Additional Therapies
- Radiotherapy for refractory cases with low complication rates.
Surgery
- Indicated for:
- Medication intolerance/resistance.
- Headache or visual field loss.
- CSF leak from tumor apoplexy.
- Cranial nerve deficits.
- Risks: recurrence (up to 40%), CSF leak, meningitis, pituitary insufficiency, transient diabetes insipidus.
ONGOING CARE
- Monitor prolactin levels monthly initially; titrate medication dose accordingly.
- After 2 years of treatment with tumor control and normalized prolactin, medication taper and discontinuation may be considered with close follow-up.

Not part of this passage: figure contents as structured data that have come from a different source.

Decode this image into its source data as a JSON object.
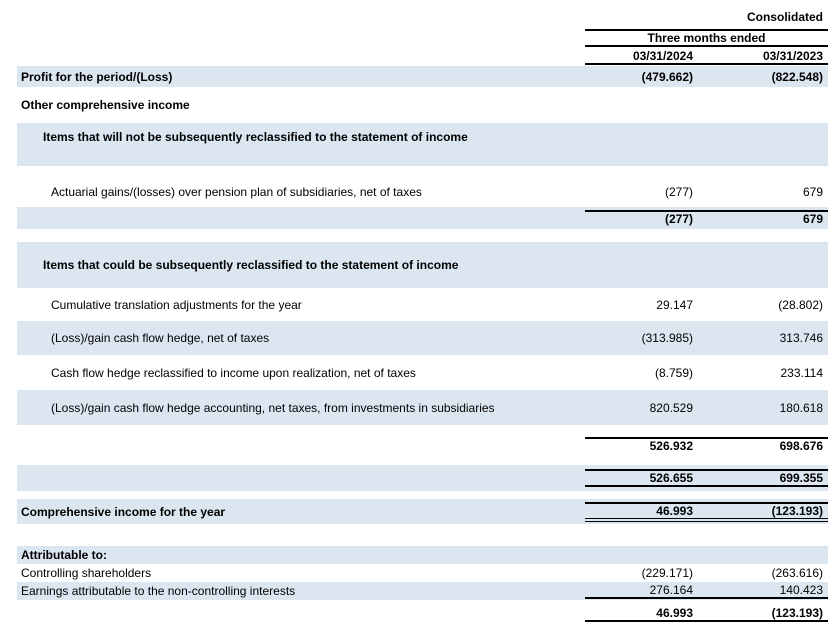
{
  "palette": {
    "row_highlight": "#dce6f1",
    "border": "#000000",
    "text": "#000000",
    "background": "#ffffff"
  },
  "header": {
    "consolidated": "Consolidated",
    "period": "Three months ended",
    "col_2024": "03/31/2024",
    "col_2023": "03/31/2023"
  },
  "rows": {
    "profit": {
      "label": "Profit for the period/(Loss)",
      "v2024": "(479.662)",
      "v2023": "(822.548)"
    },
    "oci": {
      "label": "Other comprehensive income"
    },
    "section_not_reclassified": {
      "label": "Items that will not be subsequently reclassified to the statement of income"
    },
    "actuarial": {
      "label": "Actuarial gains/(losses) over pension plan of subsidiaries, net of taxes",
      "v2024": "(277)",
      "v2023": "679"
    },
    "subtotal_not_reclassified": {
      "v2024": "(277)",
      "v2023": "679"
    },
    "section_could_reclassify": {
      "label": "Items that could be subsequently reclassified to the statement of income"
    },
    "cumulative_translation": {
      "label": "Cumulative translation adjustments for the year",
      "v2024": "29.147",
      "v2023": "(28.802)"
    },
    "cash_flow_hedge": {
      "label": "(Loss)/gain cash flow hedge, net of taxes",
      "v2024": "(313.985)",
      "v2023": "313.746"
    },
    "hedge_reclassified": {
      "label": "Cash flow hedge reclassified to income upon realization, net of taxes",
      "v2024": "(8.759)",
      "v2023": "233.114"
    },
    "hedge_accounting": {
      "label": "(Loss)/gain cash flow hedge accounting, net taxes,  from investments in subsidiaries",
      "v2024": "820.529",
      "v2023": "180.618"
    },
    "subtotal_could_reclassify": {
      "v2024": "526.932",
      "v2023": "698.676"
    },
    "subtotal_other_comprehensive": {
      "v2024": "526.655",
      "v2023": "699.355"
    },
    "comprehensive_income": {
      "label": "Comprehensive income for the year",
      "v2024": "46.993",
      "v2023": "(123.193)"
    },
    "attributable_header": {
      "label": "Attributable to:"
    },
    "controlling": {
      "label": "Controlling shareholders",
      "v2024": "(229.171)",
      "v2023": "(263.616)"
    },
    "non_controlling": {
      "label": "Earnings attributable to the non-controlling interests",
      "v2024": "276.164",
      "v2023": "140.423"
    },
    "total_attributable": {
      "v2024": "46.993",
      "v2023": "(123.193)"
    }
  }
}
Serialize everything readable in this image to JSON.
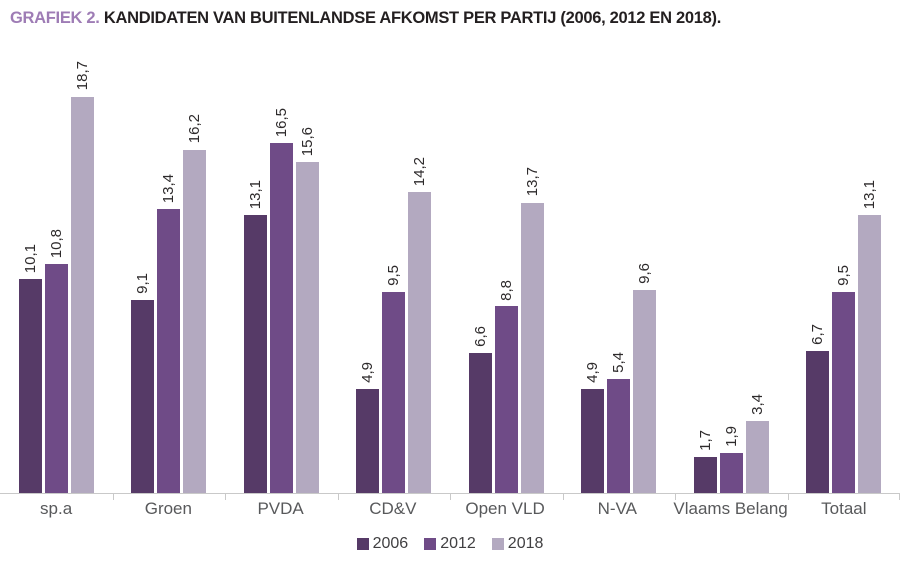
{
  "title": {
    "prefix": "GRAFIEK 2.",
    "text": "KANDIDATEN VAN BUITENLANDSE AFKOMST PER PARTIJ (2006, 2012 EN 2018)."
  },
  "chart_data": {
    "type": "bar",
    "categories": [
      "sp.a",
      "Groen",
      "PVDA",
      "CD&V",
      "Open VLD",
      "N-VA",
      "Vlaams Belang",
      "Totaal"
    ],
    "series": [
      {
        "name": "2006",
        "color": "#563a67",
        "values": [
          10.1,
          9.1,
          13.1,
          4.9,
          6.6,
          4.9,
          1.7,
          6.7
        ]
      },
      {
        "name": "2012",
        "color": "#6f4b87",
        "values": [
          10.8,
          13.4,
          16.5,
          9.5,
          8.8,
          5.4,
          1.9,
          9.5
        ]
      },
      {
        "name": "2018",
        "color": "#b3a9c0",
        "values": [
          18.7,
          16.2,
          15.6,
          14.2,
          13.7,
          9.6,
          3.4,
          13.1
        ]
      }
    ],
    "value_labels": true,
    "decimal_separator": ",",
    "ylim": [
      0,
      20
    ],
    "grid": false,
    "legend_position": "bottom",
    "xlabel": "",
    "ylabel": ""
  },
  "style": {
    "title_accent_color": "#9e7cb5",
    "title_text_color": "#231f20",
    "value_label_color": "#2d2a2b",
    "category_label_color": "#58595b",
    "legend_text_color": "#414042",
    "axis_color": "#c9c9c9"
  }
}
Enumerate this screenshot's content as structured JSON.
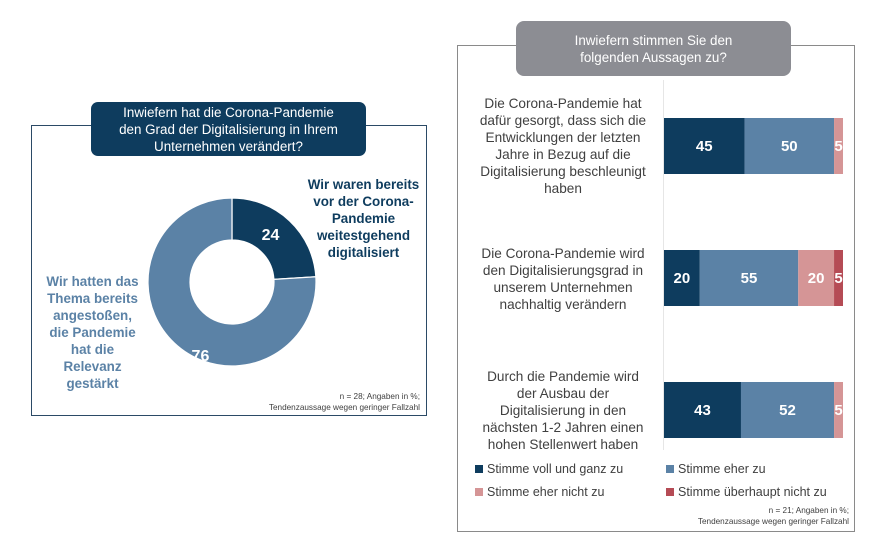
{
  "colors": {
    "dark_blue": "#0e3c5e",
    "mid_blue": "#5b82a6",
    "light_red": "#d59596",
    "dark_red": "#b54b55",
    "grey_title": "#8c8d93"
  },
  "left_panel": {
    "title_lines": [
      "Inwiefern  hat die Corona-Pandemie",
      "den Grad der Digitalisierung in Ihrem",
      "Unternehmen  verändert?"
    ],
    "label_24_lines": [
      "Wir waren bereits",
      "vor der Corona-",
      "Pandemie",
      "weitestgehend",
      "digitalisiert"
    ],
    "label_76_lines": [
      "Wir hatten das",
      "Thema bereits",
      "angestoßen,",
      "die Pandemie",
      "hat die",
      "Relevanz",
      "gestärkt"
    ],
    "note_lines": [
      "n = 28; Angaben in %;",
      "Tendenzaussage  wegen  geringer  Fallzahl"
    ]
  },
  "right_panel": {
    "title_lines": [
      "Inwiefern  stimmen Sie den",
      "folgenden Aussagen zu?"
    ],
    "statements": [
      {
        "lines": [
          "Die Corona-Pandemie hat",
          "dafür gesorgt, dass sich die",
          "Entwicklungen der letzten",
          "Jahre in Bezug auf die",
          "Digitalisierung beschleunigt",
          "haben"
        ]
      },
      {
        "lines": [
          "Die Corona-Pandemie wird",
          "den Digitalisierungsgrad in",
          "unserem Unternehmen",
          "nachhaltig verändern"
        ]
      },
      {
        "lines": [
          "Durch die Pandemie wird",
          "der Ausbau der",
          "Digitalisierung in den",
          "nächsten 1-2 Jahren einen",
          "hohen Stellenwert haben"
        ]
      }
    ],
    "legend": [
      {
        "label": "Stimme voll und ganz zu",
        "color": "#0e3c5e"
      },
      {
        "label": "Stimme eher zu",
        "color": "#5b82a6"
      },
      {
        "label": "Stimme eher nicht zu",
        "color": "#d59596"
      },
      {
        "label": "Stimme überhaupt nicht zu",
        "color": "#b54b55"
      }
    ],
    "note_lines": [
      "n = 21; Angaben in %;",
      "Tendenzaussage  wegen  geringer  Fallzahl"
    ]
  },
  "chart_data": [
    {
      "type": "pie",
      "title": "Inwiefern hat die Corona-Pandemie den Grad der Digitalisierung in Ihrem Unternehmen verändert?",
      "donut": true,
      "categories": [
        "Wir waren bereits vor der Corona-Pandemie weitestgehend digitalisiert",
        "Wir hatten das Thema bereits angestoßen, die Pandemie hat die Relevanz gestärkt"
      ],
      "values": [
        24,
        76
      ],
      "data_labels": [
        "24",
        "76"
      ],
      "colors": [
        "#0e3c5e",
        "#5b82a6"
      ],
      "unit": "%"
    },
    {
      "type": "bar",
      "orientation": "horizontal",
      "stacked": true,
      "title": "Inwiefern stimmen Sie den folgenden Aussagen zu?",
      "categories": [
        "Die Corona-Pandemie hat dafür gesorgt, dass sich die Entwicklungen der letzten Jahre in Bezug auf die Digitalisierung beschleunigt haben",
        "Die Corona-Pandemie wird den Digitalisierungsgrad in unserem Unternehmen nachhaltig verändern",
        "Durch die Pandemie wird der Ausbau der Digitalisierung in den nächsten 1-2 Jahren einen hohen Stellenwert haben"
      ],
      "series": [
        {
          "name": "Stimme voll und ganz zu",
          "values": [
            45,
            20,
            43
          ],
          "color": "#0e3c5e"
        },
        {
          "name": "Stimme eher zu",
          "values": [
            50,
            55,
            52
          ],
          "color": "#5b82a6"
        },
        {
          "name": "Stimme eher nicht zu",
          "values": [
            5,
            20,
            5
          ],
          "color": "#d59596"
        },
        {
          "name": "Stimme überhaupt nicht zu",
          "values": [
            0,
            5,
            0
          ],
          "color": "#b54b55"
        }
      ],
      "xlim": [
        0,
        100
      ],
      "unit": "%",
      "legend_position": "bottom"
    }
  ]
}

- Annual visual field testing and MRI as clinically indicated.
PREGNANCY CONSIDERATIONS
- Discontinue dopamine agonists when pregnancy confirmed unless neurologic symptoms.
- Microprolactinoma: monitor with monthly pregnancy tests; bromocriptine may be used.
- Macroprolactinoma: individualized plan including pre-pregnancy surgery or bromocriptine continuation.
- Monitor visual fields each trimester.
PATIENT EDUCATION
- Risks of untreated hyperprolactinemia: headache, visual loss, osteoporosis, infertility.
- Medication side effects and adherence importance.
- Impact of antipsychotics on prolactin levels.
PROGNOSIS
- 5-10% of microadenomas may progress.
- Low recurrence after treatment but requires monitoring.
COMPLICATIONS
- Visual field loss from tumor mass effect.
- Cardiac valvular abnormalities with high-dose cabergoline (recommend cardiac ultrasound every 2 years).
REFERENCES
- Somerall WE Jr, Somerall DW. Hyperprolactinemia: the ABCs of diagnosis and management. Women's Healthcare. 2020;8(6):6-12.
- Casanueva FF, et al. Guidelines of the Pituitary Society for prolactinomas. Clin Endocrinol (Oxf). 2006;65(2):265-273.
- Inder WJ, Castle D. Antipsychotic-induced hyperprolactinemia. Aust N Z J Psychiatry. 2011;45(10):830-837.
- Hoffman AR, Melmed S, Schlechte J. Patient guide to hyperprolactinemia. J Clin Endocrinol Metab. 2011;96(2):35A-36A.
- Wang AT, et al. Treatment of hyperprolactinemia: systematic review. Syst Rev. 2012;1:33.
- Bloomgarden E, Molitch ME. Surgical treatment of prolactinomas: cons. Endocrine. 2014;47(3):730-733.
- Inancli SS, et al. Effect of cabergoline on insulin sensitivity and inflammation in prolactinoma patients. Endocrine. 2013;44(1):193-199.
Clinical Pearls
- Serum prolactin >250 µg/L strongly suggests prolactinoma; MRI imaging indicated.
- Macroprolactin may cause elevated prolactin without symptoms; test for macroprolactin if asymptomatic.
- Discontinuation of dopamine-blocking medications may normalize prolactin.
- Cabergoline preferred due to better efficacy and tolerability.
- Hyperprolactinemia inhibits GnRH, LH, and FSH secretion, causing hypogonadism and sexual dysfunction.